MILWAUKEE -- On what would ultimately be the final pitch of his storied 18-year career as a pitcher for the Cardinals, Adam Wainwright knew that he would need to come from high over the top with his ailing right arm to get the tumbling action on a curveball that might preserve a 1-0 lead that eventually became his 200th victory on Sept. 18.
The only problem was that Wainwright had been unable to get his arm in that position for weeks because of the soreness in his right shoulder, and the multiple herniated discs in his back. To get there, Wainwright thought to himself as he stepped off the rubber, while 33,176 fans at Busch Stadium chanted his name, he’d need a pep talk.
“I know it’s going to hurt, but I’ve got to go one more time over the top to get the curveball to have a little more depth to it to get it down under [Brewers slugger Josh Donaldson’s] swing, and I think I can do one more,” Wainwright said prior to the Cardinals' 4-1 win over the Brewers on Tuesday night at American Family Field.

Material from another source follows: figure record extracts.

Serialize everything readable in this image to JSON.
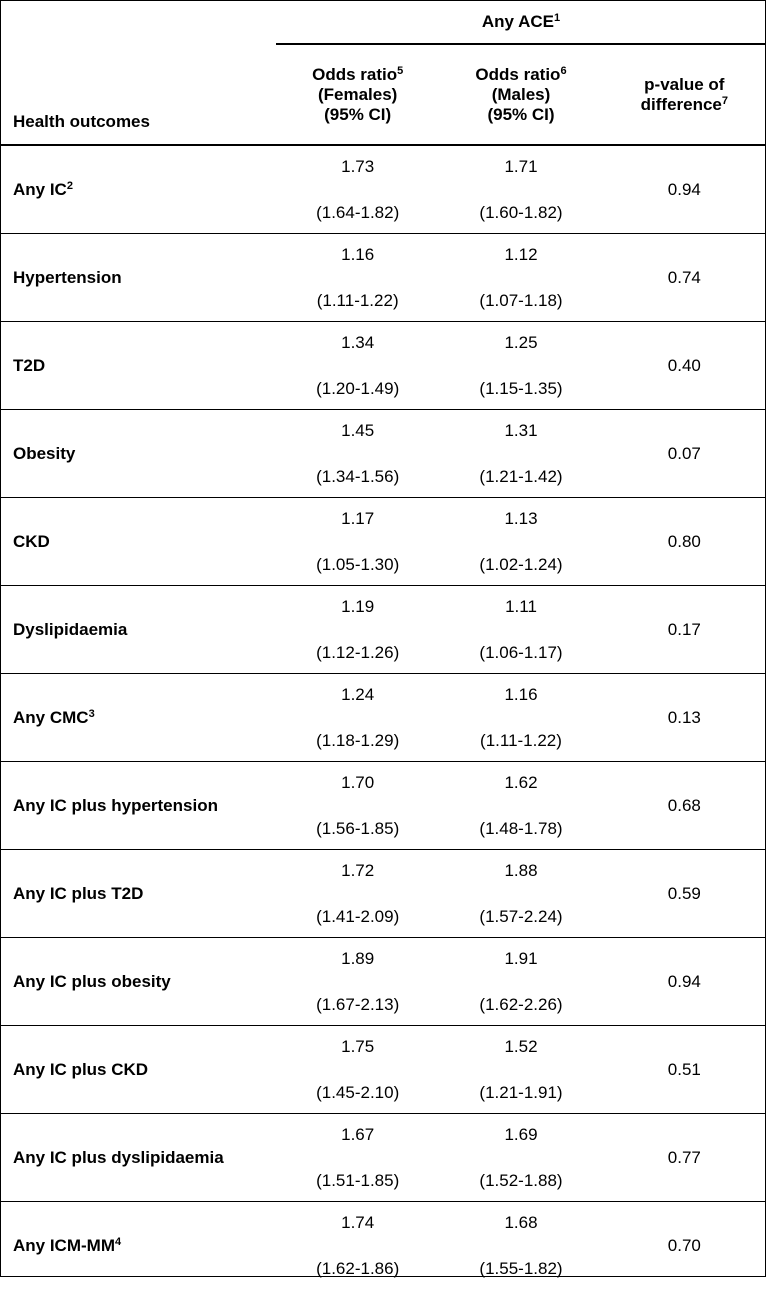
{
  "header": {
    "group_label": "Any ACE",
    "group_sup": "1",
    "col_outcome": "Health outcomes",
    "col_female_l1": "Odds ratio",
    "col_female_sup": "5",
    "col_female_l2": "(Females)",
    "col_female_l3": "(95% CI)",
    "col_male_l1": "Odds ratio",
    "col_male_sup": "6",
    "col_male_l2": "(Males)",
    "col_male_l3": "(95% CI)",
    "col_p_l1": "p-value of",
    "col_p_l2": "difference",
    "col_p_sup": "7"
  },
  "rows": [
    {
      "outcome": "Any IC",
      "sup": "2",
      "f_or": "1.73",
      "f_ci": "(1.64-1.82)",
      "m_or": "1.71",
      "m_ci": "(1.60-1.82)",
      "p": "0.94"
    },
    {
      "outcome": "Hypertension",
      "sup": "",
      "f_or": "1.16",
      "f_ci": "(1.11-1.22)",
      "m_or": "1.12",
      "m_ci": "(1.07-1.18)",
      "p": "0.74"
    },
    {
      "outcome": "T2D",
      "sup": "",
      "f_or": "1.34",
      "f_ci": "(1.20-1.49)",
      "m_or": "1.25",
      "m_ci": "(1.15-1.35)",
      "p": "0.40"
    },
    {
      "outcome": "Obesity",
      "sup": "",
      "f_or": "1.45",
      "f_ci": "(1.34-1.56)",
      "m_or": "1.31",
      "m_ci": "(1.21-1.42)",
      "p": "0.07"
    },
    {
      "outcome": "CKD",
      "sup": "",
      "f_or": "1.17",
      "f_ci": "(1.05-1.30)",
      "m_or": "1.13",
      "m_ci": "(1.02-1.24)",
      "p": "0.80"
    },
    {
      "outcome": "Dyslipidaemia",
      "sup": "",
      "f_or": "1.19",
      "f_ci": "(1.12-1.26)",
      "m_or": "1.11",
      "m_ci": "(1.06-1.17)",
      "p": "0.17"
    },
    {
      "outcome": "Any CMC",
      "sup": "3",
      "f_or": "1.24",
      "f_ci": "(1.18-1.29)",
      "m_or": "1.16",
      "m_ci": "(1.11-1.22)",
      "p": "0.13"
    },
    {
      "outcome": "Any IC plus hypertension",
      "sup": "",
      "f_or": "1.70",
      "f_ci": "(1.56-1.85)",
      "m_or": "1.62",
      "m_ci": "(1.48-1.78)",
      "p": "0.68"
    },
    {
      "outcome": "Any IC plus T2D",
      "sup": "",
      "f_or": "1.72",
      "f_ci": "(1.41-2.09)",
      "m_or": "1.88",
      "m_ci": "(1.57-2.24)",
      "p": "0.59"
    },
    {
      "outcome": "Any IC plus obesity",
      "sup": "",
      "f_or": "1.89",
      "f_ci": "(1.67-2.13)",
      "m_or": "1.91",
      "m_ci": "(1.62-2.26)",
      "p": "0.94"
    },
    {
      "outcome": "Any IC plus CKD",
      "sup": "",
      "f_or": "1.75",
      "f_ci": "(1.45-2.10)",
      "m_or": "1.52",
      "m_ci": "(1.21-1.91)",
      "p": "0.51"
    },
    {
      "outcome": "Any IC plus dyslipidaemia",
      "sup": "",
      "f_or": "1.67",
      "f_ci": "(1.51-1.85)",
      "m_or": "1.69",
      "m_ci": "(1.52-1.88)",
      "p": "0.77"
    },
    {
      "outcome": "Any ICM-MM",
      "sup": "4",
      "f_or": "1.74",
      "f_ci": "(1.62-1.86)",
      "m_or": "1.68",
      "m_ci": "(1.55-1.82)",
      "p": "0.70"
    }
  ]
}
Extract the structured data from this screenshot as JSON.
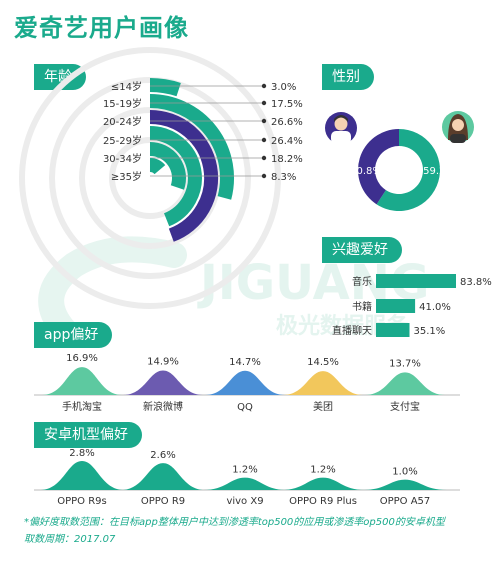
{
  "title": "爱奇艺用户画像",
  "sections": {
    "age": "年龄",
    "gender": "性别",
    "interest": "兴趣爱好",
    "app": "app偏好",
    "phone": "安卓机型偏好"
  },
  "watermark": {
    "main": "JIGUANG",
    "sub": "极光数据服务"
  },
  "footnote": {
    "line1": "*偏好度取数范围：在目标app整体用户中达到渗透率top500的应用或渗透率op500的安卓机型",
    "line2": "取数周期：2017.07"
  },
  "colors": {
    "teal": "#1aaa8c",
    "purple": "#3d2f8f",
    "blue": "#4a8fd6",
    "yellow": "#f2c75c",
    "green": "#5dc9a0",
    "ring_bg": "#eeeeee"
  },
  "chart_data": [
    {
      "type": "bar",
      "subtype": "radial",
      "title": "年龄",
      "categories": [
        "≤14岁",
        "15-19岁",
        "20-24岁",
        "25-29岁",
        "30-34岁",
        "≥35岁"
      ],
      "values": [
        3.0,
        17.5,
        26.6,
        26.4,
        18.2,
        8.3
      ],
      "labels": [
        "3.0%",
        "17.5%",
        "26.6%",
        "26.4%",
        "18.2%",
        "8.3%"
      ],
      "colors": [
        "#1aaa8c",
        "#1aaa8c",
        "#3d2f8f",
        "#1aaa8c",
        "#1aaa8c",
        "#1aaa8c"
      ],
      "unit": "%"
    },
    {
      "type": "pie",
      "subtype": "donut",
      "title": "性别",
      "categories": [
        "男",
        "女"
      ],
      "values": [
        40.8,
        59.2
      ],
      "labels": [
        "40.8%",
        "59.2%"
      ],
      "colors": [
        "#3d2f8f",
        "#1aaa8c"
      ],
      "icons": [
        "male-avatar-icon",
        "female-avatar-icon"
      ]
    },
    {
      "type": "bar",
      "orientation": "horizontal",
      "title": "兴趣爱好",
      "categories": [
        "音乐",
        "书籍",
        "直播聊天"
      ],
      "values": [
        83.8,
        41.0,
        35.1
      ],
      "labels": [
        "83.8%",
        "41.0%",
        "35.1%"
      ],
      "color": "#1aaa8c"
    },
    {
      "type": "area",
      "subtype": "bell",
      "title": "app偏好",
      "categories": [
        "手机淘宝",
        "新浪微博",
        "QQ",
        "美团",
        "支付宝"
      ],
      "values": [
        16.9,
        14.9,
        14.7,
        14.5,
        13.7
      ],
      "labels": [
        "16.9%",
        "14.9%",
        "14.7%",
        "14.5%",
        "13.7%"
      ],
      "colors": [
        "#5dc9a0",
        "#6c5bb0",
        "#4a8fd6",
        "#f2c75c",
        "#5dc9a0"
      ]
    },
    {
      "type": "area",
      "subtype": "bell",
      "title": "安卓机型偏好",
      "categories": [
        "OPPO R9s",
        "OPPO R9",
        "vivo X9",
        "OPPO R9 Plus",
        "OPPO A57"
      ],
      "values": [
        2.8,
        2.6,
        1.2,
        1.2,
        1.0
      ],
      "labels": [
        "2.8%",
        "2.6%",
        "1.2%",
        "1.2%",
        "1.0%"
      ],
      "color": "#1aaa8c"
    }
  ]
}
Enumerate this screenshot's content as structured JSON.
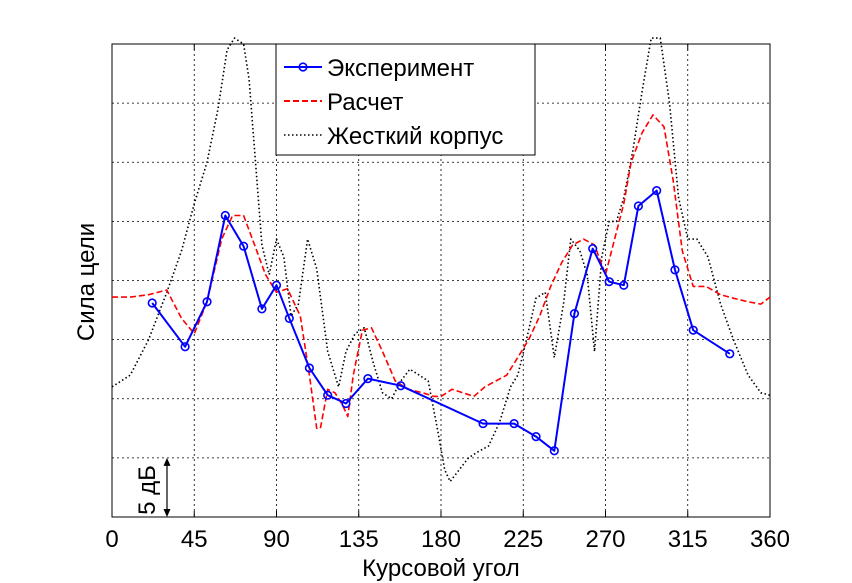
{
  "chart_data": {
    "type": "line",
    "xlabel": "Курсовой угол",
    "ylabel": "Сила цели",
    "xlim": [
      0,
      360
    ],
    "ylim": [
      0,
      40
    ],
    "x_ticks": [
      0,
      45,
      90,
      135,
      180,
      225,
      270,
      315,
      360
    ],
    "y_grid_step": 5,
    "grid": true,
    "scale_bar": {
      "label": "5 дБ",
      "value": 5
    },
    "legend": {
      "placement": "top-center"
    },
    "colors": {
      "experiment": "#0000ff",
      "calc": "#ff0000",
      "rigid": "#000000"
    },
    "series": [
      {
        "name": "Эксперимент",
        "style": "solid-circle-markers",
        "color": "#0000ff",
        "x": [
          22,
          40,
          52,
          62,
          72,
          82,
          90,
          97,
          108,
          118,
          128,
          140,
          158,
          203,
          220,
          232,
          242,
          253,
          263,
          272,
          280,
          288,
          298,
          308,
          318,
          338
        ],
        "y": [
          18.1,
          14.4,
          18.2,
          25.5,
          22.9,
          17.6,
          19.6,
          16.8,
          12.6,
          10.3,
          9.6,
          11.7,
          11.1,
          7.9,
          7.9,
          6.8,
          5.6,
          17.2,
          22.7,
          19.9,
          19.6,
          26.3,
          27.6,
          20.9,
          15.8,
          13.8
        ]
      },
      {
        "name": "Расчет",
        "style": "dashed",
        "color": "#ff0000",
        "x": [
          0,
          10,
          20,
          30,
          38,
          45,
          52,
          60,
          66,
          72,
          78,
          84,
          90,
          96,
          103,
          108,
          112,
          114,
          118,
          122,
          126,
          129,
          132,
          137,
          142,
          148,
          155,
          162,
          170,
          176,
          180,
          186,
          192,
          198,
          204,
          210,
          216,
          222,
          228,
          234,
          240,
          246,
          252,
          258,
          264,
          270,
          275,
          280,
          284,
          290,
          296,
          302,
          307,
          312,
          318,
          325,
          333,
          340,
          348,
          355,
          360
        ],
        "y": [
          18.6,
          18.6,
          18.8,
          19.2,
          16.8,
          15.5,
          18.2,
          23.5,
          25.5,
          25.5,
          23.0,
          20.5,
          19.0,
          19.3,
          17.0,
          12.0,
          7.5,
          7.5,
          10.8,
          10.5,
          9.5,
          8.5,
          12.0,
          15.8,
          16.0,
          14.0,
          11.5,
          10.8,
          10.5,
          10.2,
          10.2,
          10.8,
          10.5,
          10.2,
          11.0,
          11.5,
          12.0,
          13.5,
          15.0,
          17.0,
          19.5,
          21.5,
          23.0,
          23.5,
          23.0,
          20.5,
          23.5,
          26.5,
          30.0,
          32.5,
          34.0,
          33.0,
          28.5,
          22.5,
          19.5,
          19.5,
          18.8,
          18.5,
          18.2,
          18.0,
          18.6
        ]
      },
      {
        "name": "Жесткий корпус",
        "style": "dotted",
        "color": "#000000",
        "x": [
          0,
          10,
          20,
          30,
          38,
          45,
          52,
          58,
          63,
          67,
          72,
          75,
          78,
          82,
          86,
          90,
          94,
          98,
          102,
          107,
          112,
          118,
          124,
          128,
          133,
          138,
          143,
          148,
          153,
          158,
          163,
          168,
          173,
          178,
          182,
          185,
          190,
          195,
          200,
          206,
          212,
          218,
          222,
          226,
          232,
          237,
          242,
          247,
          251,
          256,
          260,
          264,
          268,
          272,
          276,
          280,
          285,
          290,
          295,
          300,
          305,
          310,
          315,
          320,
          326,
          333,
          340,
          348,
          355,
          360
        ],
        "y": [
          11.0,
          12.0,
          15.0,
          19.0,
          22.5,
          26.5,
          30.0,
          34.5,
          39.5,
          40.5,
          40.0,
          37.0,
          31.0,
          23.0,
          20.5,
          23.5,
          22.0,
          17.0,
          18.0,
          23.5,
          21.0,
          14.0,
          11.0,
          14.0,
          15.5,
          16.0,
          13.0,
          10.5,
          10.0,
          11.5,
          12.5,
          12.0,
          11.5,
          7.5,
          4.0,
          3.0,
          4.0,
          5.0,
          5.5,
          6.0,
          8.0,
          11.0,
          12.0,
          14.5,
          18.5,
          19.0,
          13.5,
          18.0,
          23.5,
          22.5,
          20.5,
          14.0,
          22.0,
          25.0,
          25.0,
          27.0,
          31.0,
          36.0,
          40.5,
          40.5,
          35.0,
          27.0,
          23.5,
          23.5,
          22.0,
          18.0,
          15.0,
          12.0,
          10.5,
          10.3
        ]
      }
    ]
  }
}
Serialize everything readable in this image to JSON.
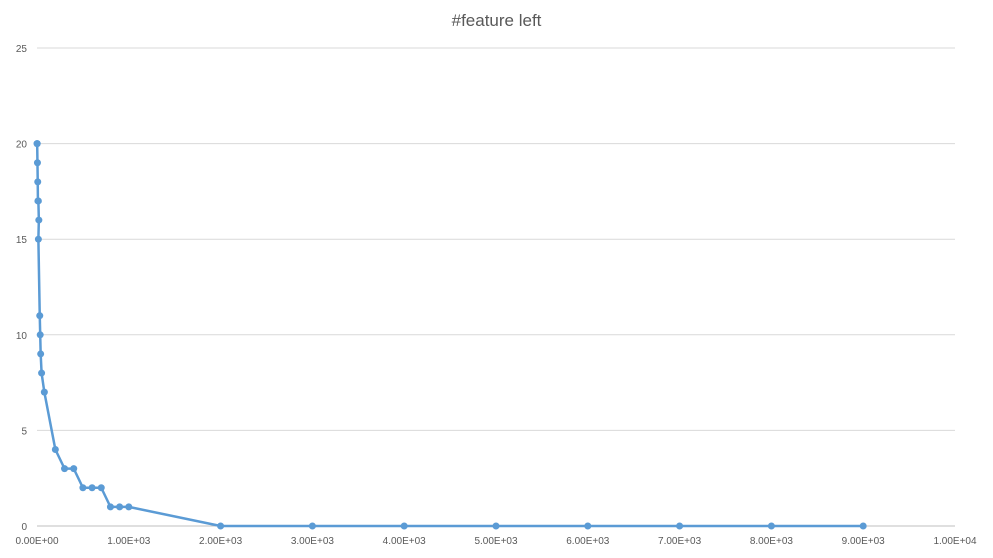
{
  "chart_data": {
    "type": "scatter",
    "title": "#feature left",
    "xlabel": "",
    "ylabel": "",
    "xlim": [
      0,
      10000
    ],
    "ylim": [
      0,
      25
    ],
    "xticks": [
      0,
      1000,
      2000,
      3000,
      4000,
      5000,
      6000,
      7000,
      8000,
      9000,
      10000
    ],
    "xtick_labels": [
      "0.00E+00",
      "1.00E+03",
      "2.00E+03",
      "3.00E+03",
      "4.00E+03",
      "5.00E+03",
      "6.00E+03",
      "7.00E+03",
      "8.00E+03",
      "9.00E+03",
      "1.00E+04"
    ],
    "yticks": [
      0,
      5,
      10,
      15,
      20,
      25
    ],
    "ytick_labels": [
      "0",
      "5",
      "10",
      "15",
      "20",
      "25"
    ],
    "grid": "horizontal",
    "legend": "none",
    "series": [
      {
        "color": "#5b9bd5",
        "line": "straight",
        "marker": "circle",
        "points": [
          [
            1,
            20
          ],
          [
            2,
            20
          ],
          [
            5,
            19
          ],
          [
            8,
            18
          ],
          [
            10,
            17
          ],
          [
            15,
            17
          ],
          [
            20,
            16
          ],
          [
            15,
            15
          ],
          [
            30,
            11
          ],
          [
            35,
            10
          ],
          [
            40,
            9
          ],
          [
            50,
            8
          ],
          [
            80,
            7
          ],
          [
            200,
            4
          ],
          [
            300,
            3
          ],
          [
            400,
            3
          ],
          [
            500,
            2
          ],
          [
            600,
            2
          ],
          [
            700,
            2
          ],
          [
            800,
            1
          ],
          [
            900,
            1
          ],
          [
            1000,
            1
          ],
          [
            2000,
            0
          ],
          [
            3000,
            0
          ],
          [
            4000,
            0
          ],
          [
            5000,
            0
          ],
          [
            6000,
            0
          ],
          [
            7000,
            0
          ],
          [
            8000,
            0
          ],
          [
            9000,
            0
          ]
        ]
      }
    ]
  }
}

“I stepped off the rubber and in real time, I’m thinking, ‘I can go over the top and throw a curveball one more time.’ If you go back and look at it, I kind of left it up, but I got it as low as I could.”
The pain in Wainwright’s lower back -- it was taped a week ago to keep his ribs from popping back out of place -- and his ailing right shoulder will prevent the 42-year-old from pitching again this weekend at Busch Stadium before he retires and awaits a place in the Cardinals Hall of Fame.
Some six days after twirling a seven-inning, four-hit scoreless masterpiece for his 200th win, Wainwright tried throwing in San Diego to see if he might be able to make one more start. Whenever it was deemed that would not happen, Wainwright had to come to grips that his seventh-inning pitch to Donaldson -- fittingly enough, a curveball -- would be his last pitch as a Major League pitcher.
“I’ve thought a lot about it the last few days and I’m in a really good place mentally,” said Wainwright, who will retire with a career record of 200-128 and a 3.53 ERA. “No regrets about anything I ever did, no second thoughts on pitching or retiring, and I’m at peace with all of it.
“I’ve tried to do all I could -- I literally left everything I had out there.”
Cardinals manager Oliver Marmol made the announcement on Tuesday about Wainwright not pitching again after he and the team waited additional days to see if the hurler’s health might improve enough to allow him to make one more start.
Wainwright, one of 31 players in AL/NL history to homer on his first MLB pitch, is holding out hope for one at bat when the Cardinals host the Reds over the weekend.
Marmol, who added that Wainwright will remain on the active roster, said an at-bat is “a possibility,” but pitching again is not.
“He wouldn’t be able to throw an inning,” Marmol said. “He really wants to, and his hope was to throw one more time at home. But after playing catch, he can’t do it.
“I think everybody is at peace as to how it ended. … Adam got to walk to the clubhouse with fans on their feet, chanting his name, and the entire team was out in the dugout and it was an emotional, special moment. It’s a good way to go out.”
Of the many glorious memories in his career -- striking out Beltrán in Game 7 of the 2006 National League Championship Series; closing out the 2006 World Series win; and twice capturing his 20th victory at Wrigley Field -- Wainwright said he’ll forever savor all that went into his final pitch to help secure the 200th win.
In some ways, it reminded him of years earlier when he struggled through an ugly start in San Diego, and he thought his career was over. Like before, Wainwright persevered through the pain and found a way to keep going.
“It felt kind of like [actor] Kevin Costner in that [“For Love of the Game”] movie, where I’m thinking, ‘I can do this one more time,’” Wainwright said. “In a different way, in 2018, when I thought I was pitching my last game in San Diego, and I was pitching 82 mph and I could hear bones hitting together, I was stepping off every pitch and saying, ‘I can do this one more time.’ I just kept repeating that.
“The other day [in win No. 200] -- and I didn’t realize it in the moment -- but I stepped off, and with full commitment, I said, ‘I can do this one more time.’ I got to say that one more time, five years later, and I think that’s pretty neat.”